Just when you think this laughable "market" can't get more criminal, it surprises once again.
blablabla inflation is transistory once production is back upto speed we get a huge deflation
lol, no. Once companies know they can charge this amount they never go down in price. Greed wins every time. Only exception is gas prices because they are set differently and competition is fierce.
 only if people will be still willing to pay for 0,1pct the richest
no worries cpi highest in 40 years heheheheheh house of cards
and it's not like prices will get cheaper, they will just stop rising as fast. Average Joe doesn't realize this. Once companies know people buy at the higher price that is locked in.
7% is nothing as i think the ultimate goal is to break all time high which is 24%.. at least biden can has his name written in history book.
What I love is the fact a % of the reason inflation wasn't above expectations is due to the fall in oil and gas prices since the end of Nov - due to worries about the impact on Omnicron. Oil prices dipped but are now back around the $85 mark - so if anything Jan inflation is going to be even higher and we haven't seen the peak yet.

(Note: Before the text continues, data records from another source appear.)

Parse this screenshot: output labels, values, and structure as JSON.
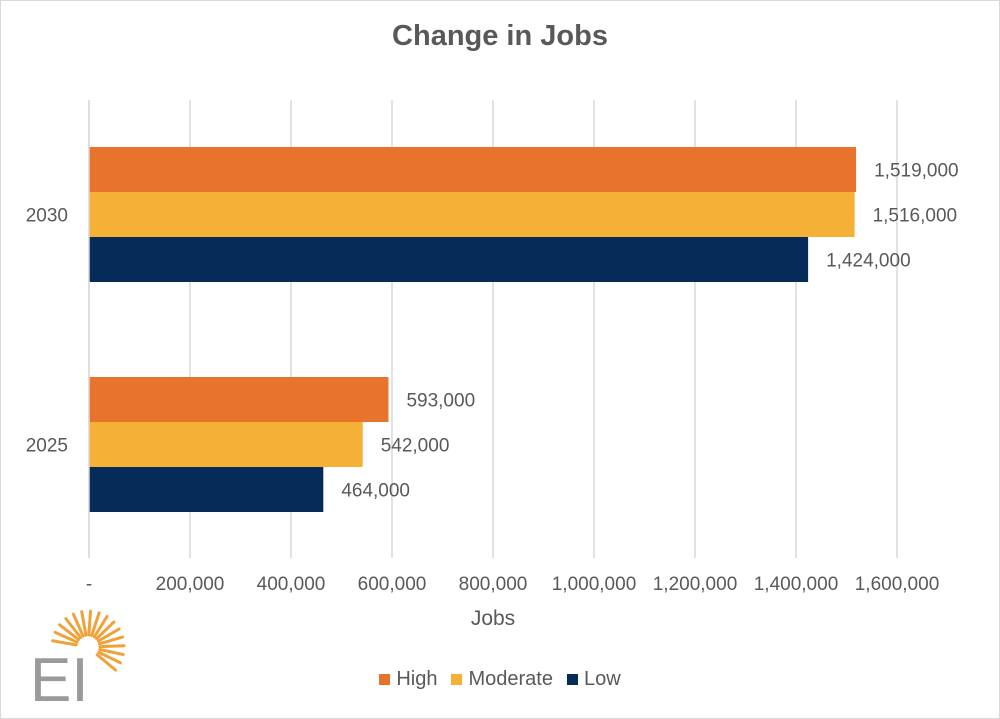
{
  "chart_data": {
    "type": "bar",
    "orientation": "horizontal",
    "title": "Change in Jobs",
    "xlabel": "Jobs",
    "ylabel": "",
    "categories": [
      "2030",
      "2025"
    ],
    "series": [
      {
        "name": "High",
        "color": "#e8732c",
        "values": [
          1519000,
          593000
        ],
        "labels": [
          "1,519,000",
          "593,000"
        ]
      },
      {
        "name": "Moderate",
        "color": "#f4b135",
        "values": [
          1516000,
          542000
        ],
        "labels": [
          "1,516,000",
          "542,000"
        ]
      },
      {
        "name": "Low",
        "color": "#072b59",
        "values": [
          1424000,
          464000
        ],
        "labels": [
          "1,424,000",
          "464,000"
        ]
      }
    ],
    "xlim": [
      0,
      1600000
    ],
    "xticks": [
      0,
      200000,
      400000,
      600000,
      800000,
      1000000,
      1200000,
      1400000,
      1600000
    ],
    "xtick_labels": [
      "-",
      "200,000",
      "400,000",
      "600,000",
      "800,000",
      "1,000,000",
      "1,200,000",
      "1,400,000",
      "1,600,000"
    ],
    "grid": "vertical",
    "legend_position": "bottom"
  },
  "logo": {
    "text": "EI",
    "icon": "sunburst-logo-icon"
  }
}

Man seriously this makes no sense, just gonna blame it on bad journalism... lolol they just writing whatever and hope it makes sense
.....inflation data calms nerves ? Title readers will buy TESLA and AMAZON .... but I know Energy and Banks are will be winners this year
Raging inflation "calms nerves" because some rigged "estimate" was met.  And the flagrant propping of the market continues.  Can't have a loss in the biggest investment JOKE in the world.
Main St. suffering is "in-line" stocks up
Inflation is more like 20%
I would agree with that... my rent lease was increased by a whooping 40% and people are just saying ok
Only in the USA could 7% inflation be seen as a good thing for the stock market as it's what analysts predicted (the same analysts who largely predicted in 2020 that inflation would be falling at this stage...). A market flooded with debt cash floating around with no one knowing what to do with it all  since the fed has kept bond rates artificially low. Plus a Fed still trying to claim inflation is nothing got to do with their $7 TRILLION in debt printing + keeping interest rates at 0% for 2 years (US Corp debt hasn't been this high vs GDP in 40+ years). May not happen for another 12/18 months as so much cash in the market - but this bubble will implode eventually (it always does).